I would encourage people to go to the Curriculum 2.0 presentation. I went this past spring and all I can say is what a difference six months can make. The Parent Academy Curriculum 2.0 I just went to was much better. I felt confident they were headed in the right direction. I think the big questions left for me is one of implementation and parent accountability. It's always left sort of fuzzy how much hands on project based work kids will get to do. Or say in math what manipulatives kids will get to use themselves to help with the conceptual understanding. Also there is the fallback of diffentiation but clearly even before 2.0 not everyone was able to do that well so it's not clear how this time is different.
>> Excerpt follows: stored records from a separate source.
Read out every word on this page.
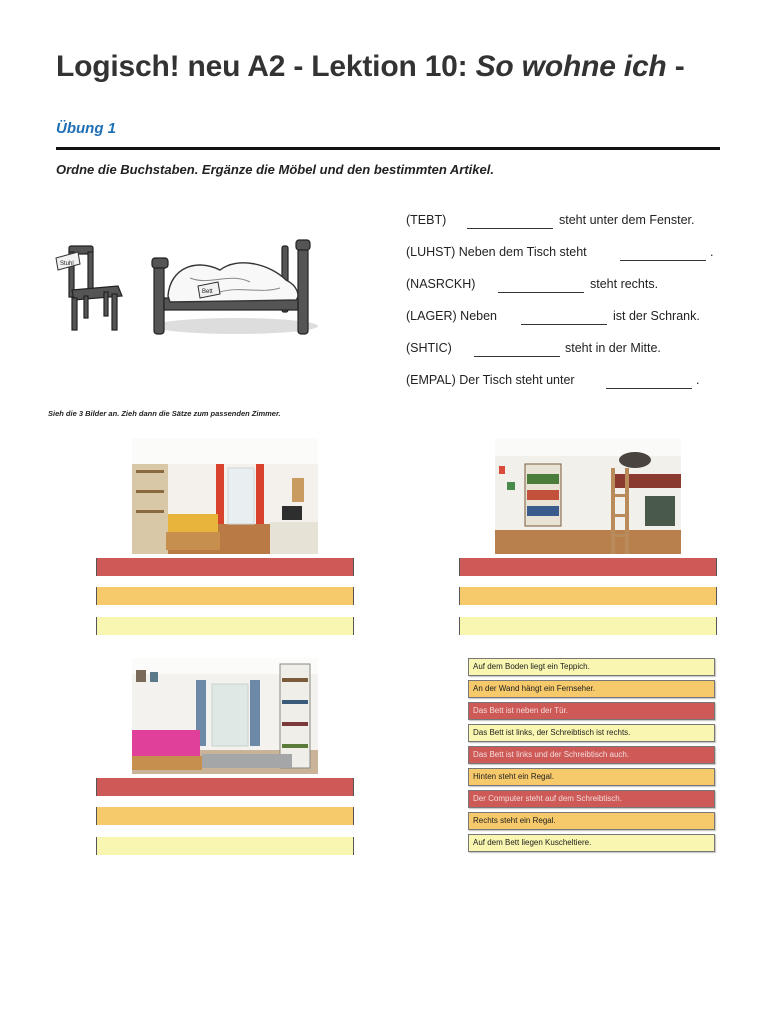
Logisch! neu A2 - Lektion 10: So wohne ich -
Übung 1
Ordne die Buchstaben. Ergänze die Möbel und den bestimmten Artikel.
Stuhl
Bett
(TEBT)	steht unter dem Fenster.
(LUHST) Neben dem Tisch steht	.
(NASRCKH)	steht rechts.
(LAGER) Neben	ist der Schrank.
(SHTIC)	steht in der Mitte.
(EMPAL) Der Tisch steht unter	.
Sieh die 3 Bilder an. Zieh dann die Sätze zum passenden Zimmer.
Auf dem Boden liegt ein Teppich.
An der Wand hängt ein Fernseher.
Das Bett ist neben der Tür.
Das Bett ist links, der Schreibtisch ist rechts.
Das Bett ist links und der Schreibtisch auch.
Hinten steht ein Regal.
Der Computer steht auf dem Schreibtisch.
Rechts steht ein Regal.
Auf dem Bett liegen Kuscheltiere.
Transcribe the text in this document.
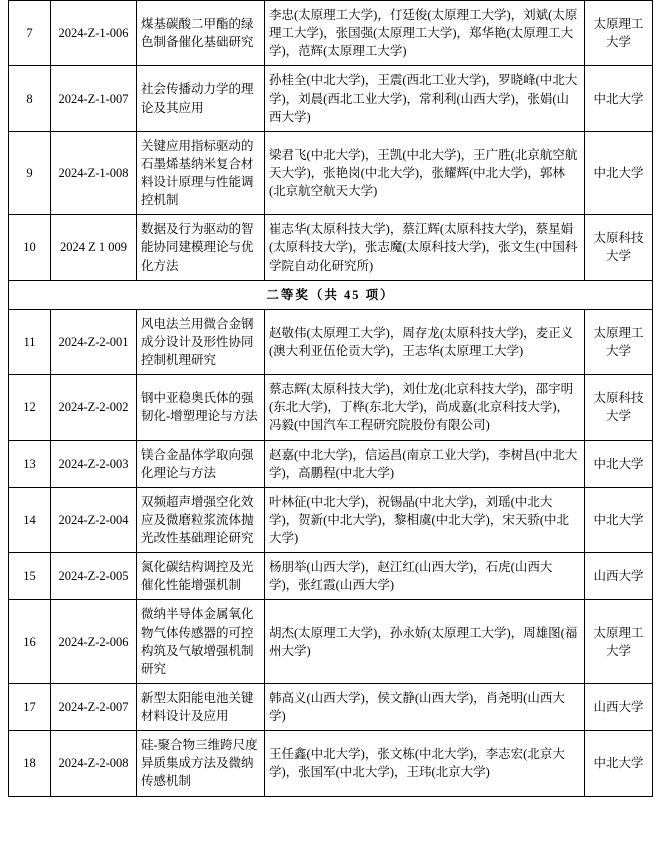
7	2024-Z-1-006	煤基碳酸二甲酯的绿色制备催化基础研究	李忠(太原理工大学)，仃廷俊(太原理工大学)，刘斌(太原理工大学)，张国强(太原理工大学)，郑华艳(太原理工大学)，范辉(太原理工大学)	太原理工大学

8	2024-Z-1-007	社会传播动力学的理论及其应用	孙桂全(中北大学)，王震(西北工业大学)，罗晓峰(中北大学)，刘晨(西北工业大学)，常利利(山西大学)，张娟(山西大学)	中北大学

9	2024-Z-1-008	关键应用指标驱动的石墨烯基纳米复合材料设计原理与性能调控机制	梁君飞(中北大学)，王凯(中北大学)，王广胜(北京航空航天大学)，张艳岗(中北大学)，张耀辉(中北大学)，郭林(北京航空航天大学)	中北大学

10	2024 Z 1 009	数据及行为驱动的智能协同建模理论与优化方法	崔志华(太原科技大学)，蔡江辉(太原科技大学)，蔡星娟(太原科技大学)，张志魔(太原科技大学)，张文生(中国科学院自动化研究所)	太原科技大学

二等奖（共 45 项）				

11	2024-Z-2-001	风电法兰用微合金钢成分设计及形性协同控制机理研究	赵敬伟(太原理工大学)，周存龙(太原科技大学)，麦正义(澳大利亚伍伦贡大学)，王志华(太原理工大学)	太原理工大学

12	2024-Z-2-002	钢中亚稳奥氏体的强韧化-增塑理论与方法	蔡志辉(太原科技大学)，刘仕龙(北京科技大学)，邵宇明(东北大学)，丁桦(东北大学)，尚成嘉(北京科技大学)，冯毅(中国汽车工程研究院股份有限公司)	太原科技大学

13	2024-Z-2-003	镁合金晶体学取向强化理论与方法	赵嘉(中北大学)，信运昌(南京工业大学)，李树昌(中北大学)，高鹏程(中北大学)	中北大学

14	2024-Z-2-004	双频超声增强空化效应及微磨粒浆流体抛光改性基础理论研究	叶林征(中北大学)，祝锡晶(中北大学)，刘瑶(中北大学)，贺新(中北大学)，黎相虞(中北大学)，宋天骄(中北大学)	中北大学

15	2024-Z-2-005	氮化碳结构调控及光催化性能增强机制	杨朋举(山西大学)，赵江红(山西大学)，石虎(山西大学)，张红霞(山西大学)	山西大学

16	2024-Z-2-006	微纳半导体金属氧化物气体传感器的可控构筑及气敏增强机制研究	胡杰(太原理工大学)，孙永娇(太原理工大学)，周雄图(福州大学)	太原理工大学

17	2024-Z-2-007	新型太阳能电池关键材料设计及应用	韩高义(山西大学)，侯文静(山西大学)，肖尧明(山西大学)	山西大学

18	2024-Z-2-008	硅-聚合物三维跨尺度异质集成方法及微纳传感机制	王任鑫(中北大学)，张文栋(中北大学)，李志宏(北京大学)，张国军(中北大学)，王玮(北京大学)	中北大学
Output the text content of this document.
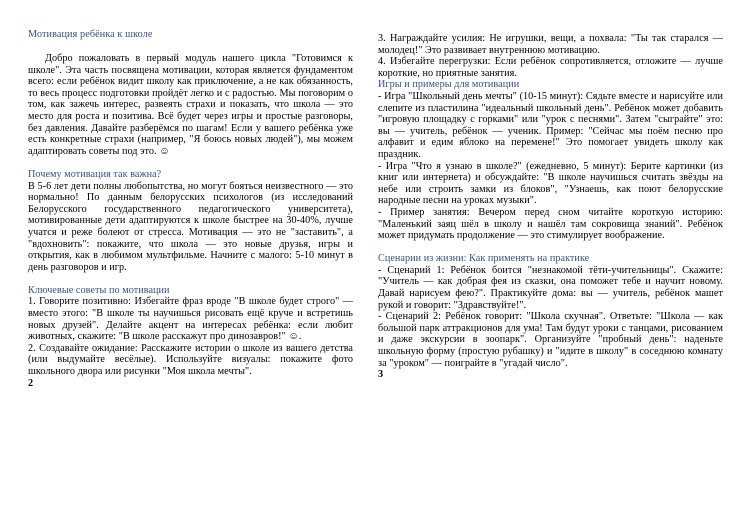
Мотивация ребёнка к школе

Добро пожаловать в первый модуль нашего цикла "Готовимся к школе". Эта часть посвящена мотивации, которая является фундаментом всего: если ребёнок видит школу как приключение, а не как обязанность, то весь процесс подготовки пройдёт легко и с радостью. Мы поговорим о том, как зажечь интерес, развеять страхи и показать, что школа — это место для роста и позитива. Всё будет через игры и простые разговоры, без давления. Давайте разберёмся по шагам! Если у вашего ребёнка уже есть конкретные страхи (например, "Я боюсь новых людей"), мы можем адаптировать советы под это. ☺

Почему мотивация так важна?

В 5-6 лет дети полны любопытства, но могут бояться неизвестного — это нормально! По данным белорусских психологов (из исследований Белорусского государственного педагогического университета), мотивированные дети адаптируются к школе быстрее на 30-40%, лучше учатся и реже болеют от стресса. Мотивация — это не "заставить", а "вдохновить": покажите, что школа — это новые друзья, игры и открытия, как в любимом мультфильме. Начните с малого: 5-10 минут в день разговоров и игр.

Ключевые советы по мотивации

1. Говорите позитивно: Избегайте фраз вроде "В школе будет строго" — вместо этого: "В школе ты научишься рисовать ещё круче и встретишь новых друзей". Делайте акцент на интересах ребёнка: если любит животных, скажите: "В школе расскажут про динозавров!" ☺.

2. Создавайте ожидание: Расскажите истории о школе из вашего детства (или выдумайте весёлые). Используйте визуалы: покажите фото школьного двора или рисунки "Моя школа мечты".

2

3. Награждайте усилия: Не игрушки, вещи, а похвала: "Ты так старался — молодец!" Это развивает внутреннюю мотивацию.

4. Избегайте перегрузки: Если ребёнок сопротивляется, отложите — лучше короткие, но приятные занятия.

Игры и примеры для мотивации

- Игра "Школьный день мечты" (10-15 минут): Сядьте вместе и нарисуйте или слепите из пластилина "идеальный школьный день". Ребёнок может добавить "игровую площадку с горками" или "урок с песнями". Затем "сыграйте" это: вы — учитель, ребёнок — ученик. Пример: "Сейчас мы поём песню про алфавит и едим яблоко на перемене!" Это помогает увидеть школу как праздник.

- Игра "Что я узнаю в школе?" (ежедневно, 5 минут): Берите картинки (из книг или интернета) и обсуждайте: "В школе научишься считать звёзды на небе или строить замки из блоков", "Узнаешь, как поют белорусские народные песни на уроках музыки".

- Пример занятия: Вечером перед сном читайте короткую историю: "Маленький заяц шёл в школу и нашёл там сокровища знаний". Ребёнок может придумать продолжение — это стимулирует воображение.

Сценарии из жизни: Как применять на практике

- Сценарий 1: Ребёнок боится "незнакомой тёти-учительницы". Скажите: "Учитель — как добрая фея из сказки, она поможет тебе и научит новому. Давай нарисуем фею?". Практикуйте дома: вы — учитель, ребёнок машет рукой и говорит: "Здравствуйте!".

- Сценарий 2: Ребёнок говорит: "Школа скучная". Ответьте: "Школа — как большой парк аттракционов для ума! Там будут уроки с танцами, рисованием и даже экскурсии в зоопарк". Организуйте "пробный день": наденьте школьную форму (простую рубашку) и "идите в школу" в соседнюю комнату за "уроком" — поиграйте в "угадай число".

3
With accountability to the parents, part of it is that we don't see the assessment in 2.0 terms. If we only see a sheet with 7 < 17 and double digit addition we know our child can do, it is hard to see how they are growing. Instead of "show me the money" I want to say "show me the assessment". If there is an open ended question to engage understanding and my child answered in a way that you believe shows basic understanding but not fluency, please share with me so I can understand. Show me what mastery conceptual understanding looks like, then let me know the plan to get there and if I can help. Acknowledge where are the areas they may have mastered and that are indeed review and again what is the plan. I think with math there has been so much that hasn't gone right over the years where parents had to get outside tutors for math fluency because it was too much emphasis on conceptual, or it spiraled too much, or kid over accelerated that there is already not a lot of trust and lots of anxiety. Throw in all the parents with math backgrounds and the fact math
is probably the subject that has changed the most in how it was taught to us and all these studies on how math is the golden key to all these jobs in the future ... I can understand the tension. It's a shame there is no detailed interim assessment for math, especially for people that no longer have the accelerated options and are under the 2.0 curriculum.